Yo le di mi cigarrillo y esperé sonriendo. El miserable hizo un camino de consunción a mi cigarro como si se lo hubiere fumado y pareció calentarse también aprovechando mi lumbre.
—Gracias —dijo después con un tono tal de gratitud que se llenaron de flor las acacias como con ubres para un excepcional ordeñado.
Durante unos momentos fuimos juntos y silenciosos puesto que seguíamos el mismo camino.
— ¿A que no sabe usted quién soy yo? —me dijo de pronto.
— Cómo voy a saberlo… Desde luego, como yo, es usted un cazador de ojos blancos.
—No… Yo soy la radiografía que salió mal.
Le miré extrañado, como si aquel hombre hubiese dicho lo más inesperado entre lo inesperado.

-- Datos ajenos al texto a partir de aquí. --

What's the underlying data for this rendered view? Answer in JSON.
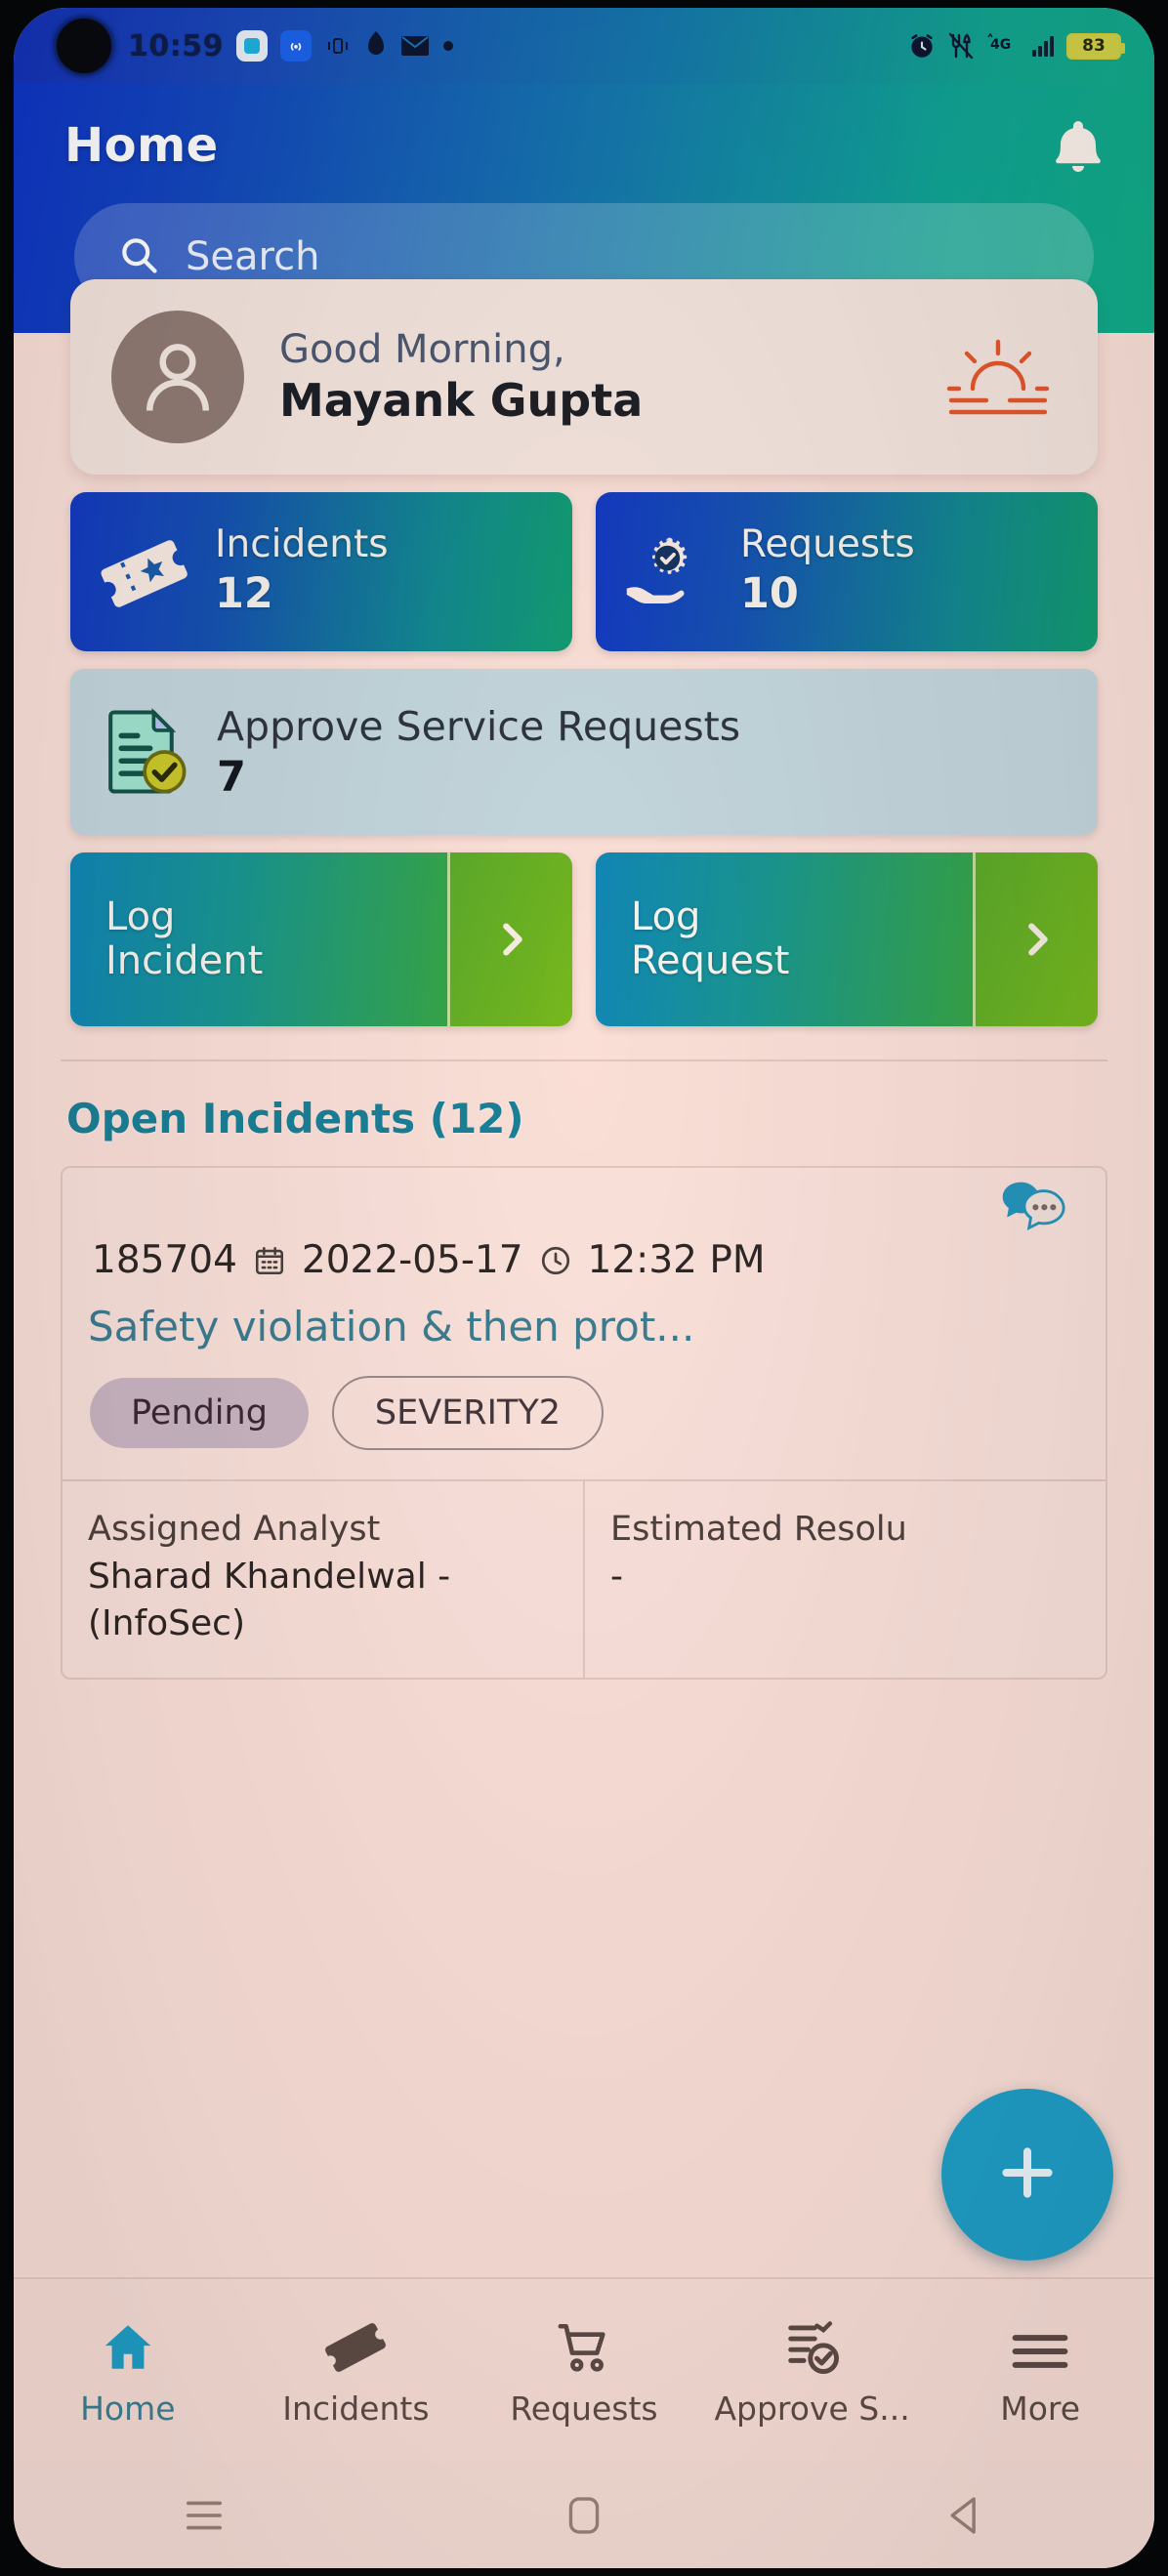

—Mas le voy a decir… Soy el sillón que ya no sirve para el imposibilitado y la peluca del cómico viejo…
Y al decir lo de la peluca del cómico se quitó el pelo viéndose que era completamente calvo.
Me iba interesando aquel hombre y me dispuse a seguir con él el camino que daba a las afueras, donde se guardan los cajones de pino adolescente en los que hay mercancías tiernas, o paquetes de té con letras chinas unidas de tal modo que no quieren decir nada, ni siquiera «buenos días».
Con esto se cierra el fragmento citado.